With Missings, Julia is slower than R


#1

As shown by the code below, Julia is twice slower than R (!) to sum elements of a Float64 vector with missing values, even with Julia 0.7.
In R, missing values are encoded with sentinelle values. In Julia, they are encoded with different type.
This difference of design makes it much slower to manipulate vectors of Float64 with missing s n Julia.
Are sentinelle values to represent missing values really out of the question?

# in Julia
using Missings
x = rand(200_000_000)
y = replace(x-> x<= 0.01, x, missing)
@time sum(skipmissing(y))

# in R
x = runif(2 * 1e8)
x[x<=0.01] = NA
system.time(sum(x, na.rm = T))
``

#2

#3

The issue here is likely using Missing. If you have to do that, then you’re not on Julia v0.7-alpha. The optimizations to make this fast only exist on the newest alpha version.


#4

Using BenchmarkTools (as suggested by Stefan) and Julia v0.7-alpha (as suggested by Chris), I see Julia being only slightly slower than R:

Edit: And the very latest Julia nightlies are even faster than R (see below)

julia> using BenchmarkTools

julia> @btime sum(skipmissing($y))
  1.329 s (6 allocations: 96 bytes)
> system.time(sum(x, na.rm = T))
   user  system elapsed 
  0.940   0.000   0.941

That’s actually pretty good, since presumably R’s sum() is just calling a C function. Calling a single (C-implemented) function on a vector of data is pretty much the best possible case for R/NumPy/MATLAB/etc.

The important difference is that Julia’s sum(skipmissing(y)) is just calling Julia code all the way down. So if you want to implement your own kind of summation, you actually can and it will still be fast. Compare:

julia> function mysum(x)
         result = zero(eltype(x))
         for element in x
           if !ismissing(element)
             result += element
           end
         end
         result
       end
mysum (generic function with 1 method)

julia> @btime mysum($y)
  809.128 ms (0 allocations: 0 bytes)

vs R:

> mysum <- function(x) {
+   result <- 0
+   for (element in x) {
+     if (!is.na(element)) {
+       result <- result + element
+     }
+   }
+  result
+ }
> system.time(mysum(x))
   user  system elapsed 
107.094   0.000 107.093 

The hand-written R sum is over 100 times slower than Julia.

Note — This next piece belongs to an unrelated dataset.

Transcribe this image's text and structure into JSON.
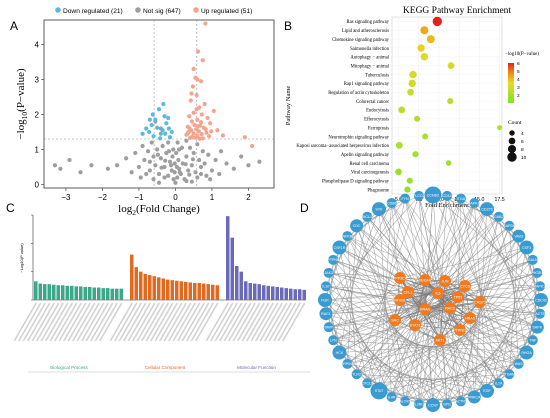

So yes, if all you ever want to do is compute sums over vectors, then R is fine. But if you want to do something that doesn’t have a fast built-in C implementation, then you really want Julia.

By the way,

Are sentinelle values to represent missing values really out of the question?

No, certainly not. Julia v0.7 stores vectors of things like Union{Float64, Missing} efficiently by using a sentinel bit for each element. Or you can implement your own, which is what DataArrays does: https://github.com/JuliaStats/DataArrays.jl/blob/49004b5f82bb92ec7790805a0dda10b8c3aeb68b/src/dataarray.jl#L32-L70 and it will be fast, too.


#5

Why is your sum implementation so much faster than the one with skipmissing though? What’s going on in the skipmissing part that’s slowing it down? I assumed it was just an iterator that skipped over the missing values which should be almost equivalent to what you have?


#6

Yeah, I was surprised by that as well. It also allocates some memory, even if I omit the skipmissing() itself:

julia> @btime sum($(skipmissing(y)))
  1.323 s (5 allocations: 80 bytes)

It looks like the implementation of SkipMissing iteration hasn’t been updated to use the new iterate() protocol as of v0.7-alpha, but it has been updated on master. Perhaps this will be faster on master.


#7

Holy cow! Yeah, it’s 4 times faster (and more than 2X faster than R) on the very latest Julia nightly:

julia> versioninfo()
Julia Version 0.7.0-alpha.214
Commit ffc9182b3a (2018-06-20 19:45 UTC)
Platform Info:
  OS: Linux (x86_64-pc-linux-gnu)
  CPU: Intel(R) Core(TM) i7-3920XM CPU @ 2.90GHz
  WORD_SIZE: 64
  LIBM: libopenlibm
  LLVM: libLLVM-6.0.0 (ORCJIT, ivybridge)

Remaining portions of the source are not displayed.